Impactful research drives PennyLane. Let us know what features you need for your research on [GitHub](https://github.com/PennyLaneAI/pennylane/issues/new?assignees=&labels=enhancement+%3Asparkles%3A&projects=&template=feature_request.yml) or on our [website](https://pennylane.ai/research).

## Contributing to PennyLane

We welcome contributions—simply fork the PennyLane repository, and then make a [pull
request](https://help.github.com/articles/about-pull-requests/) containing your contribution. All
contributors to PennyLane will be listed as authors on the releases. All users who contribute
significantly to the code (new plugins, new functionality, etc.) will be listed on the PennyLane
arXiv paper.

We also encourage bug reports, suggestions for new features and enhancements, and even links to cool
projects or applications built on PennyLane.

See our [contributions
page](https://github.com/PennyLaneAI/pennylane/blob/master/.github/CONTRIBUTING.md) and our
[Development guide](https://pennylane.readthedocs.io/en/stable/development/guide.html) for more
details.

## Support

- **Source Code:** https://github.com/PennyLaneAI/pennylane
- **Issue Tracker:** https://github.com/PennyLaneAI/pennylane/issues

If you are having issues, please let us know by posting the issue on our GitHub issue tracker.

Join the [PennyLane Discussion Forum](https://discuss.pennylane.ai/) to connect with the quantum community, get support, and engage directly with our team. It’s the perfect place to share ideas, ask questions, and collaborate with fellow researchers and developers!

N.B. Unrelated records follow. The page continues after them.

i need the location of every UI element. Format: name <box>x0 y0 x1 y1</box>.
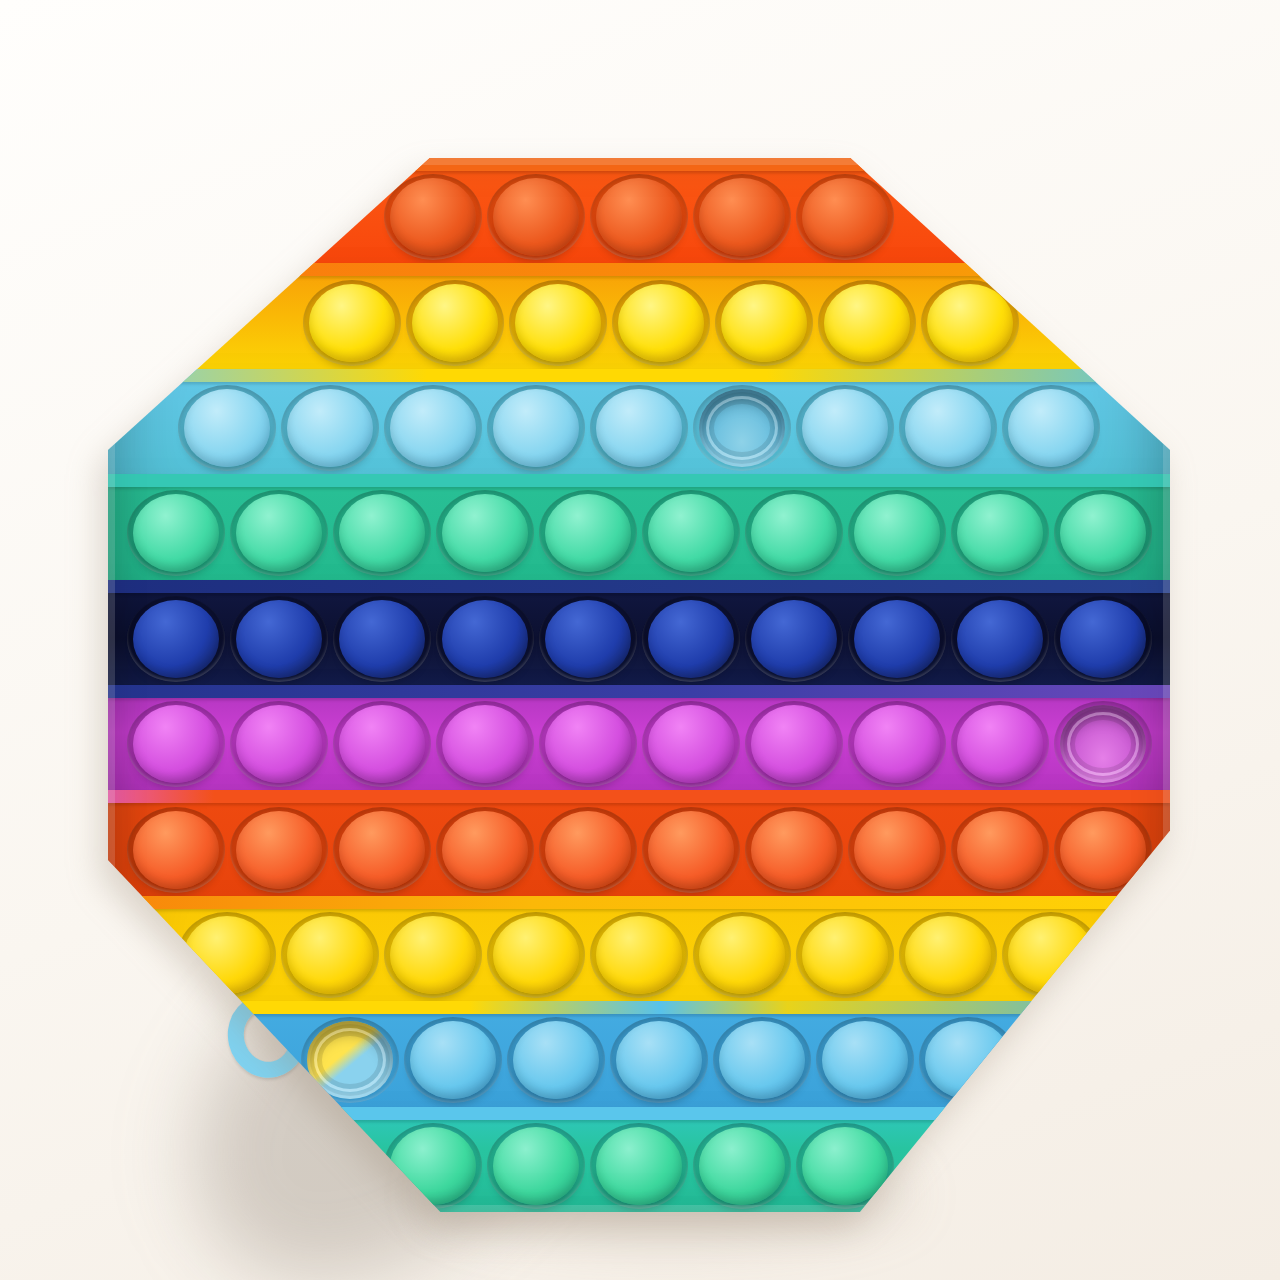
bubble-socket <box>230 807 328 893</box>
bubble-socket <box>436 596 534 682</box>
row-divider-rail <box>108 896 1170 909</box>
bubble-r9-c7[interactable] <box>925 1021 1011 1099</box>
row-2-yellow <box>108 263 1170 368</box>
bubble-r6-c6[interactable] <box>648 705 734 783</box>
row-cells <box>108 593 1170 685</box>
bubble-socket <box>487 385 585 471</box>
photo-scene <box>0 0 1280 1280</box>
bubble-r4-c7[interactable] <box>751 494 837 572</box>
pop-it-toy <box>0 0 1280 1280</box>
row-divider-rail <box>108 369 1170 382</box>
bubble-r5-c2[interactable] <box>236 600 322 678</box>
bubble-socket <box>1002 912 1100 998</box>
bubble-socket <box>693 385 791 471</box>
row-3-light-blue <box>108 369 1170 474</box>
bubble-socket <box>1054 701 1152 787</box>
bubble-r8-c9[interactable] <box>1008 916 1094 994</box>
bubble-socket <box>301 1017 399 1103</box>
bubble-socket <box>127 701 225 787</box>
bubble-r6-c8[interactable] <box>854 705 940 783</box>
bubble-r5-c6[interactable] <box>648 600 734 678</box>
row-cells <box>108 803 1170 895</box>
bubble-socket <box>127 596 225 682</box>
bubble-r5-c9[interactable] <box>957 600 1043 678</box>
bubble-socket <box>303 280 401 366</box>
row-divider-rail <box>108 580 1170 593</box>
bubble-socket <box>333 490 431 576</box>
bubble-r2-c6[interactable] <box>824 284 910 362</box>
bubble-socket <box>404 1017 502 1103</box>
bubble-r6-c4[interactable] <box>442 705 528 783</box>
bubble-socket <box>384 1123 482 1209</box>
bubble-socket <box>590 912 688 998</box>
bubble-socket <box>384 385 482 471</box>
bubble-socket <box>590 385 688 471</box>
popped-bubble-ring <box>706 396 778 460</box>
bubble-r6-c2[interactable] <box>236 705 322 783</box>
bubble-socket <box>745 490 843 576</box>
bubble-socket <box>642 807 740 893</box>
bubble-socket <box>951 807 1049 893</box>
bubble-r2-c1[interactable] <box>309 284 395 362</box>
bubble-socket <box>539 807 637 893</box>
bubble-socket <box>642 701 740 787</box>
bubble-r8-c2[interactable] <box>287 916 373 994</box>
bubble-r7-c3[interactable] <box>339 811 425 889</box>
bubble-socket <box>745 701 843 787</box>
row-9-sky-blue <box>108 1001 1170 1106</box>
row-8-golden-yellow <box>108 896 1170 1001</box>
row-cells <box>108 909 1170 1001</box>
bubble-r6-c9[interactable] <box>957 705 1043 783</box>
bubble-r1-c3[interactable] <box>596 178 682 256</box>
bubble-r4-c9[interactable] <box>957 494 1043 572</box>
popped-bubble-ring <box>314 1028 386 1092</box>
bubble-socket <box>796 1123 894 1209</box>
bubble-socket <box>384 912 482 998</box>
bubble-socket <box>745 807 843 893</box>
row-divider-rail <box>108 685 1170 698</box>
row-7-orange-red <box>108 790 1170 895</box>
row-6-magenta <box>108 685 1170 790</box>
bubble-r9-c1[interactable] <box>307 1021 393 1099</box>
bubble-socket <box>281 385 379 471</box>
bubble-r1-c4[interactable] <box>699 178 785 256</box>
bubble-socket <box>612 280 710 366</box>
row-divider-rail <box>108 158 1170 171</box>
bubble-r8-c1[interactable] <box>184 916 270 994</box>
bubble-socket <box>539 701 637 787</box>
bubble-r6-c5[interactable] <box>545 705 631 783</box>
bubble-socket <box>230 701 328 787</box>
bubble-socket <box>818 280 916 366</box>
bubble-socket <box>487 174 585 260</box>
bubble-r7-c4[interactable] <box>442 811 528 889</box>
bubble-r7-c8[interactable] <box>854 811 940 889</box>
bubble-r10-c2[interactable] <box>493 1127 579 1205</box>
row-cells <box>130 276 1192 368</box>
bubble-r3-c6[interactable] <box>699 389 785 467</box>
bubble-r5-c3[interactable] <box>339 600 425 678</box>
bubble-socket <box>127 807 225 893</box>
bubble-r7-c5[interactable] <box>545 811 631 889</box>
bubble-socket <box>848 490 946 576</box>
row-5-navy-blue <box>108 580 1170 685</box>
bubble-r8-c6[interactable] <box>699 916 785 994</box>
bubble-socket <box>436 701 534 787</box>
popped-bubble-ring <box>1067 712 1139 776</box>
bubble-socket <box>1054 490 1152 576</box>
bubble-r2-c2[interactable] <box>412 284 498 362</box>
bubble-socket <box>899 912 997 998</box>
bubble-r10-c5[interactable] <box>802 1127 888 1205</box>
bubble-socket <box>178 912 276 998</box>
bubble-r7-c1[interactable] <box>133 811 219 889</box>
bubble-r5-c10[interactable] <box>1060 600 1146 678</box>
bubble-r4-c2[interactable] <box>236 494 322 572</box>
bubble-socket <box>693 1123 791 1209</box>
bubble-socket <box>848 701 946 787</box>
bubble-socket <box>610 1017 708 1103</box>
bubble-r3-c2[interactable] <box>287 389 373 467</box>
bubble-socket <box>406 280 504 366</box>
bubble-socket <box>384 174 482 260</box>
bubble-r8-c8[interactable] <box>905 916 991 994</box>
row-cells <box>108 698 1170 790</box>
bubble-r9-c5[interactable] <box>719 1021 805 1099</box>
bubble-r2-c5[interactable] <box>721 284 807 362</box>
row-cells <box>108 171 1170 263</box>
bubble-socket <box>281 912 379 998</box>
bubble-socket <box>487 1123 585 1209</box>
row-divider-rail <box>108 1001 1170 1014</box>
bubble-r3-c9[interactable] <box>1008 389 1094 467</box>
row-cells <box>108 382 1170 474</box>
bubble-socket <box>1002 385 1100 471</box>
bubble-socket <box>713 1017 811 1103</box>
row-10-teal-green <box>108 1107 1170 1212</box>
bubble-socket <box>333 807 431 893</box>
bubble-socket <box>539 490 637 576</box>
bubble-socket <box>642 490 740 576</box>
row-divider-rail <box>108 790 1170 803</box>
bubble-socket <box>590 174 688 260</box>
bubble-r4-c1[interactable] <box>133 494 219 572</box>
bubble-socket <box>230 490 328 576</box>
row-cells <box>108 1120 1170 1212</box>
bubble-socket <box>590 1123 688 1209</box>
bubble-socket <box>178 385 276 471</box>
bubble-socket <box>333 701 431 787</box>
bubble-socket <box>1054 807 1152 893</box>
bubble-r8-c5[interactable] <box>596 916 682 994</box>
bubble-r10-c4[interactable] <box>699 1127 785 1205</box>
bubble-r8-c3[interactable] <box>390 916 476 994</box>
bubble-r6-c3[interactable] <box>339 705 425 783</box>
bubble-r2-c3[interactable] <box>515 284 601 362</box>
bubble-socket <box>127 490 225 576</box>
bubble-r1-c5[interactable] <box>802 178 888 256</box>
bubble-socket <box>919 1017 1017 1103</box>
bubble-socket <box>951 596 1049 682</box>
bubble-socket <box>693 912 791 998</box>
bubble-r3-c7[interactable] <box>802 389 888 467</box>
bubble-socket <box>539 596 637 682</box>
bubble-r2-c4[interactable] <box>618 284 704 362</box>
bubble-r4-c5[interactable] <box>545 494 631 572</box>
bubble-r5-c7[interactable] <box>751 600 837 678</box>
bubble-r5-c1[interactable] <box>133 600 219 678</box>
bubble-r2-c7[interactable] <box>927 284 1013 362</box>
bubble-socket <box>509 280 607 366</box>
bubble-socket <box>899 385 997 471</box>
bubble-r3-c1[interactable] <box>184 389 270 467</box>
bubble-r3-c8[interactable] <box>905 389 991 467</box>
bubble-r5-c4[interactable] <box>442 600 528 678</box>
bubble-socket <box>848 807 946 893</box>
bubble-socket <box>796 385 894 471</box>
bubble-r5-c5[interactable] <box>545 600 631 678</box>
bubble-r4-c10[interactable] <box>1060 494 1146 572</box>
row-cells <box>128 1014 1190 1106</box>
bubble-r5-c8[interactable] <box>854 600 940 678</box>
bubble-r4-c8[interactable] <box>854 494 940 572</box>
bubble-socket <box>693 174 791 260</box>
bubble-socket <box>1054 596 1152 682</box>
row-divider-rail <box>108 263 1170 276</box>
bubble-socket <box>715 280 813 366</box>
bubble-r4-c6[interactable] <box>648 494 734 572</box>
row-cells <box>108 487 1170 579</box>
bubble-r6-c10[interactable] <box>1060 705 1146 783</box>
bubble-socket <box>848 596 946 682</box>
bubble-socket <box>796 174 894 260</box>
bubble-socket <box>816 1017 914 1103</box>
bubble-socket <box>642 596 740 682</box>
bubble-r10-c1[interactable] <box>390 1127 476 1205</box>
bubble-r7-c10[interactable] <box>1060 811 1146 889</box>
bubble-socket <box>745 596 843 682</box>
bubble-socket <box>230 596 328 682</box>
bubble-socket <box>796 912 894 998</box>
row-divider-rail <box>108 474 1170 487</box>
bubble-r7-c7[interactable] <box>751 811 837 889</box>
bubble-r9-c3[interactable] <box>513 1021 599 1099</box>
bubble-r6-c7[interactable] <box>751 705 837 783</box>
bubble-r8-c7[interactable] <box>802 916 888 994</box>
bubble-socket <box>507 1017 605 1103</box>
bubble-r7-c6[interactable] <box>648 811 734 889</box>
row-4-green <box>108 474 1170 579</box>
bubble-socket <box>951 490 1049 576</box>
bubble-r7-c2[interactable] <box>236 811 322 889</box>
bubble-socket <box>436 807 534 893</box>
bubble-socket <box>951 701 1049 787</box>
bubble-r3-c4[interactable] <box>493 389 579 467</box>
bubble-r10-c3[interactable] <box>596 1127 682 1205</box>
bubble-socket <box>921 280 1019 366</box>
bubble-r4-c3[interactable] <box>339 494 425 572</box>
bubble-socket <box>436 490 534 576</box>
bubble-r4-c4[interactable] <box>442 494 528 572</box>
bubble-r7-c9[interactable] <box>957 811 1043 889</box>
bubble-r9-c6[interactable] <box>822 1021 908 1099</box>
bubble-r3-c5[interactable] <box>596 389 682 467</box>
bubble-r1-c2[interactable] <box>493 178 579 256</box>
bubble-r8-c4[interactable] <box>493 916 579 994</box>
bubble-r9-c4[interactable] <box>616 1021 702 1099</box>
bubble-r3-c3[interactable] <box>390 389 476 467</box>
bubble-r9-c2[interactable] <box>410 1021 496 1099</box>
row-divider-rail <box>108 1107 1170 1120</box>
row-1-red-orange <box>108 158 1170 263</box>
pop-it-board <box>108 158 1170 1212</box>
bubble-r1-c1[interactable] <box>390 178 476 256</box>
bubble-socket <box>333 596 431 682</box>
bubble-r6-c1[interactable] <box>133 705 219 783</box>
bubble-socket <box>487 912 585 998</box>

Note that we are committed to providing a friendly, safe, and welcoming environment for all.
Please read and respect the [Code of Conduct](.github/CODE_OF_CONDUCT.md).

## Authors

PennyLane is the work of [many contributors](https://github.com/PennyLaneAI/pennylane/graphs/contributors).

If you are doing research using PennyLane, please cite [our paper](https://arxiv.org/abs/1811.04968):

> Ville Bergholm et al. *PennyLane: Automatic differentiation of hybrid quantum-classical
> computations.* 2018. arXiv:1811.04968

## License

PennyLane is **free** and **open source**, released under the Apache License, Version 2.0.